ENTERPRISE PRODUCTS OPERATING LLC

$700,000,000 5.375% Junior Subordinated Notes F due 2078

UNDERWRITING AGREEMENT

February 1, 2018

J.P. Morgan Securities LLC

Deutsche Bank Securities Inc.

Merrill Lynch, Pierce, Fenner & Smith

  Incorporated

Scotia Capital (USA) Inc.

As Representatives of the several

    Underwriters named in Schedule I to the Underwriting Agreement,

c/o J.P. Morgan Securities LLC

383 Madison Avenue

New York, New York 10179

Ladies and Gentlemen:

Enterprise Products Operating LLC, a Texas limited liability company (“EPO”), proposes to issue and sell to the underwriters listed on Schedule I hereto (the “Underwriters”) $700,000,000 aggregate principal amount of EPO’s 5.375% Junior Subordinated Notes F due 2078 (the “Notes”), as set forth on Schedule I hereto, to be fully and unconditionally guaranteed on a junior subordinated basis by Enterprise Products Partners L.P., a Delaware limited partnership (the “Partnership”) (the “Guarantees,” together with the Notes, the “Securities”).

The Securities are to be issued under the Indenture dated as of October 4, 2004 (the “Original Indenture”) among EPO (as successor to Enterprise Products Operating L.P.), as issuer, the Partnership, as parent guarantor, and Wells Fargo Bank, N.A., as trustee (the “Trustee”), as amended and supplemented by (i) the Tenth Supplemental Indenture, dated as of June 30, 2007 (the “Tenth Supplemental Indenture”), providing for EPO as the successor issuer to Enterprise Products Operating L.P., and (ii) the Thirty-First Supplemental Indenture, to be dated as of the Delivery Date (as defined in Section 4 below) (the “Thirty-First Supplemental Indenture”).
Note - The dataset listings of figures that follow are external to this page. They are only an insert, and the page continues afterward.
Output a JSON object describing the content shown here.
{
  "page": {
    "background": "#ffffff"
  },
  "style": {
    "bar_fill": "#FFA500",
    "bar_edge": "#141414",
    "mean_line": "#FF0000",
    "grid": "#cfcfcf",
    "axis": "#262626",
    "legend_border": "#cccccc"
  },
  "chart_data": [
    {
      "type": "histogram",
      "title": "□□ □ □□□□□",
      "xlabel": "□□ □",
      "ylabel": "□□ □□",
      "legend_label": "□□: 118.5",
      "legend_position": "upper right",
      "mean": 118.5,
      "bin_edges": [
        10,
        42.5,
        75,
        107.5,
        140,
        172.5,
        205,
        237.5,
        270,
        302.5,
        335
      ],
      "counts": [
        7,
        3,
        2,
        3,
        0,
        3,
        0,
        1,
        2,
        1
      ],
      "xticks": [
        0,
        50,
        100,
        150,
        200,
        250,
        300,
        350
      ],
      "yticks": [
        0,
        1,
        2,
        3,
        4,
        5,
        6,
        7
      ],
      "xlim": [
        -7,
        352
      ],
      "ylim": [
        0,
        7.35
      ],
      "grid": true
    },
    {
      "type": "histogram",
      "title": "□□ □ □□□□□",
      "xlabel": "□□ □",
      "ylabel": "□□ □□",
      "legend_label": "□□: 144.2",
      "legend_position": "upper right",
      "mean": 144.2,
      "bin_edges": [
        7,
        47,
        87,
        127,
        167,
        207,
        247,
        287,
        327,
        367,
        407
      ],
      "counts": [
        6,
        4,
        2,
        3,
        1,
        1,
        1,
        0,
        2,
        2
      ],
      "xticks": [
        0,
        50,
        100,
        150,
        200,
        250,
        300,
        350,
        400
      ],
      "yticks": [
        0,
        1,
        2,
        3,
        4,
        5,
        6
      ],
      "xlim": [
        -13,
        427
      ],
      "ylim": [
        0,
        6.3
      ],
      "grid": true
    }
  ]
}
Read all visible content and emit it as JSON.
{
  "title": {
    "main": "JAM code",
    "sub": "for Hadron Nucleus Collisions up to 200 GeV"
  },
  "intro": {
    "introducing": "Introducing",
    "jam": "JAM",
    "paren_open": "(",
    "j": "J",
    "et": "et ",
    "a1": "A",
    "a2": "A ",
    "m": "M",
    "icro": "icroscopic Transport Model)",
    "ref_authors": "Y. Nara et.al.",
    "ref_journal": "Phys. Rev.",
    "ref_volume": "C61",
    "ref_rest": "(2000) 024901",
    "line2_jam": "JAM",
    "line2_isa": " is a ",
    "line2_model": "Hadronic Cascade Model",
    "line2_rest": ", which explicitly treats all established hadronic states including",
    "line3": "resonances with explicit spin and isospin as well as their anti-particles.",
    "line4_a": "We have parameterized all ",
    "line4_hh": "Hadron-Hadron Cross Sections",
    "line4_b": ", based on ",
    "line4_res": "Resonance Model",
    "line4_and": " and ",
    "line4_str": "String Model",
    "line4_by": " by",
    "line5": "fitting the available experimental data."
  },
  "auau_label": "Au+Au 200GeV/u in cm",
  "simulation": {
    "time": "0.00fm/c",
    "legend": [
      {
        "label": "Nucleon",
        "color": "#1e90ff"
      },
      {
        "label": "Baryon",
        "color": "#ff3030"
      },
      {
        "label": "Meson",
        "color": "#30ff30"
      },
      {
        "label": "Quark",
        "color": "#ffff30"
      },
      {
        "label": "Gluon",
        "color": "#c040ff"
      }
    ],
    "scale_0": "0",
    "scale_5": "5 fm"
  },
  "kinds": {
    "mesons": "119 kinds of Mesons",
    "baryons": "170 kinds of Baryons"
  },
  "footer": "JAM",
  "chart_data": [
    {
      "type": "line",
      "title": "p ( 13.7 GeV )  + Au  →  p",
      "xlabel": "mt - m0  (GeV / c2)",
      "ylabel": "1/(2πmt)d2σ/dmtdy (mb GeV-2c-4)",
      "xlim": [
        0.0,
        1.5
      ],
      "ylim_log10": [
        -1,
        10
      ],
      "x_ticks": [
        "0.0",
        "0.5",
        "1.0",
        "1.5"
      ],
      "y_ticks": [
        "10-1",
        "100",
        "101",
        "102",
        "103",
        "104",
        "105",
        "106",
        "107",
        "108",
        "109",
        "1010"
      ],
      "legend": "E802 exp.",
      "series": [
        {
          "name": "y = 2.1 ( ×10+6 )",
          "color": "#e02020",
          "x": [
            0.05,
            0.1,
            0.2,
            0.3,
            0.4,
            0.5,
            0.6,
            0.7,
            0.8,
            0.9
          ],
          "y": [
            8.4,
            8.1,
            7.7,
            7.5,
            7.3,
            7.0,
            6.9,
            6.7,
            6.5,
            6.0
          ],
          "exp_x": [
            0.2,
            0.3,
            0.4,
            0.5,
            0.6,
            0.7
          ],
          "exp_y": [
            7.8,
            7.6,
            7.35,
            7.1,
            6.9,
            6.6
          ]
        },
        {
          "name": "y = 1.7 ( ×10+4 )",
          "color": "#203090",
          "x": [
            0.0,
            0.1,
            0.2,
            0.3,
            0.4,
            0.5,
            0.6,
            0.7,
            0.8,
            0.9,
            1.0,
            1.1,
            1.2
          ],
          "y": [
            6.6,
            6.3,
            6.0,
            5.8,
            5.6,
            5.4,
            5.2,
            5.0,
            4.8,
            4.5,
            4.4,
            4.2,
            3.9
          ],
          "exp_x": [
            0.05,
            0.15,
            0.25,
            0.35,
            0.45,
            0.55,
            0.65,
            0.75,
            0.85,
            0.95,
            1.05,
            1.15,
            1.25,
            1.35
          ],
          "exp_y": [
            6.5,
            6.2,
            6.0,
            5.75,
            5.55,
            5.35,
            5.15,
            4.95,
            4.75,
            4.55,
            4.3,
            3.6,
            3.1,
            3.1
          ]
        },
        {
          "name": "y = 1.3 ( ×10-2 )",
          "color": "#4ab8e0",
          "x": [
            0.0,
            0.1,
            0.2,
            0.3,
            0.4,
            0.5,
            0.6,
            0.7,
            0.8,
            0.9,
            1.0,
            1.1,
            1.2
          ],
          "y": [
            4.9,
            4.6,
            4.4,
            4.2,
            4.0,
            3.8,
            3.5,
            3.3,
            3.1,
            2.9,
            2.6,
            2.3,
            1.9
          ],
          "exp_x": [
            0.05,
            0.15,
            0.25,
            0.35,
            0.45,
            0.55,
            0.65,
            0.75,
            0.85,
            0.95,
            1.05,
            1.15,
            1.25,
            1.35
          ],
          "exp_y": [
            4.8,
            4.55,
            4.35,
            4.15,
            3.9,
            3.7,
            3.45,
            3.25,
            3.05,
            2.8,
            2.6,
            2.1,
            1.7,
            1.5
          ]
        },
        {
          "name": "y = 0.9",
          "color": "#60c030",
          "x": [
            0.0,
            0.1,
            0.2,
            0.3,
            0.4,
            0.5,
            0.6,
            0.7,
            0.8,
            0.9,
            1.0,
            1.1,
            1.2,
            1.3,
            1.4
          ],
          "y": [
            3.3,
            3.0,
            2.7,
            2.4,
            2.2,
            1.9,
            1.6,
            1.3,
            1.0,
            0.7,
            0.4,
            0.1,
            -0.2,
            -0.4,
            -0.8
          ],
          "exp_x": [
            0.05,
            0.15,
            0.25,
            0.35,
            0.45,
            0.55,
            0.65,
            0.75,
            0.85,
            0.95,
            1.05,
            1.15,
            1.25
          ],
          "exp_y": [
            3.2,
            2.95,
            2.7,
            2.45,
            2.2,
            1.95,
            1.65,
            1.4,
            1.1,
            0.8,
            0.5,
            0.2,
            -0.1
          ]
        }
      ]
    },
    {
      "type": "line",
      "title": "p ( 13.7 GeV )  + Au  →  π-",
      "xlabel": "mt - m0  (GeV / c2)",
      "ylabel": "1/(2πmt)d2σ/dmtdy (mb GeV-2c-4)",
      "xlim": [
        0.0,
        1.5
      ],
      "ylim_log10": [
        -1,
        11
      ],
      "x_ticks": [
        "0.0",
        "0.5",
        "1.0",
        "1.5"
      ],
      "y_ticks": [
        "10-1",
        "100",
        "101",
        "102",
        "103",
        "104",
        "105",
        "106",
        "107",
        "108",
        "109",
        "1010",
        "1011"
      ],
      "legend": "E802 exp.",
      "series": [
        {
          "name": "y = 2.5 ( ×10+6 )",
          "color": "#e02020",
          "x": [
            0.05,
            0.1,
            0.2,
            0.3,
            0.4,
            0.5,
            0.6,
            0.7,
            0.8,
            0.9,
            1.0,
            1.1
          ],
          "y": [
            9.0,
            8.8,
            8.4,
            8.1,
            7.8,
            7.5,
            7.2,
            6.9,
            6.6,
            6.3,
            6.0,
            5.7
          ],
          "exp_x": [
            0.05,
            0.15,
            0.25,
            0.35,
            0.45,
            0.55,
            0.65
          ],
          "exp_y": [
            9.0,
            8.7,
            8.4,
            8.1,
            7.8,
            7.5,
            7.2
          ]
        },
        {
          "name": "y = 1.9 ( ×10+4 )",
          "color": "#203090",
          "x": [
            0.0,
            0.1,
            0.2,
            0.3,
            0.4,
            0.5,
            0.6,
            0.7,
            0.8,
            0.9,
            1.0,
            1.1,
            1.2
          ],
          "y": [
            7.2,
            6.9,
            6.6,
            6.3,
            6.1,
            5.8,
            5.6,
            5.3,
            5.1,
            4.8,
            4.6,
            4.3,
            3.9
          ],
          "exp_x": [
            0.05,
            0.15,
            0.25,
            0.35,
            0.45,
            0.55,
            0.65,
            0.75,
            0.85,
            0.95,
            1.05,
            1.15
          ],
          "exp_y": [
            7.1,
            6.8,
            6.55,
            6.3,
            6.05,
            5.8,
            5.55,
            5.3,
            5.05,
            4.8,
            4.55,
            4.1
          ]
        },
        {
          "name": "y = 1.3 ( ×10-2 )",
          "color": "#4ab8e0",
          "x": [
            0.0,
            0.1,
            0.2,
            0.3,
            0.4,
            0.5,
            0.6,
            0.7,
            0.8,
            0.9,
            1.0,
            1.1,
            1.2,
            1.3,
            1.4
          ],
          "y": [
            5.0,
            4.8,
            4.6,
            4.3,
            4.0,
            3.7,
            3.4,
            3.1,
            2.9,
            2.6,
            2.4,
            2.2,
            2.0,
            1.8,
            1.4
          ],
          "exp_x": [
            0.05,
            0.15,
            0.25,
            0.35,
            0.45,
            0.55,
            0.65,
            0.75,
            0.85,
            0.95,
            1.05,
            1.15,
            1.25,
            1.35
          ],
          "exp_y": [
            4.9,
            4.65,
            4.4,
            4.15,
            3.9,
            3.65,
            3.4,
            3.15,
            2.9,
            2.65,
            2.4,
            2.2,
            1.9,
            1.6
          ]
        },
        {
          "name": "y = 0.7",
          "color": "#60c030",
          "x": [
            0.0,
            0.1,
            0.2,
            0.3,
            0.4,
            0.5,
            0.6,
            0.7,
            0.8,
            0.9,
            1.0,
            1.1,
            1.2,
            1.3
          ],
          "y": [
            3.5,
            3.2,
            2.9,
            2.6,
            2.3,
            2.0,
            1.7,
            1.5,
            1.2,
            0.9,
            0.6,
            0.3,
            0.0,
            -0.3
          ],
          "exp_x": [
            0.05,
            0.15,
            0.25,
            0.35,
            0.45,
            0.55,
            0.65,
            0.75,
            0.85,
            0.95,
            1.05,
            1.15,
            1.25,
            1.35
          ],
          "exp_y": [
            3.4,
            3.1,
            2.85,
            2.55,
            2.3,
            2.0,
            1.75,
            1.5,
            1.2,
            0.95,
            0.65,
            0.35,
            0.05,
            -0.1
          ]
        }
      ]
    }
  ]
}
The Original Indenture, as amended and supplemented by the Tenth Supplemental Indenture and the Thirty-First Supplemental Indenture, is referred to herein as the “Indenture.”

This is to confirm the agreement among the Partnership, Enterprise Products OLPGP, Inc., a Delaware corporation and managing member of EPO (“EPOGP”), and EPO (collectively with the Partnership and EPOGP, the “Enterprise Parties”), and the Underwriters concerning the purchase of the Securities from the Partnership and EPO by the Underwriters.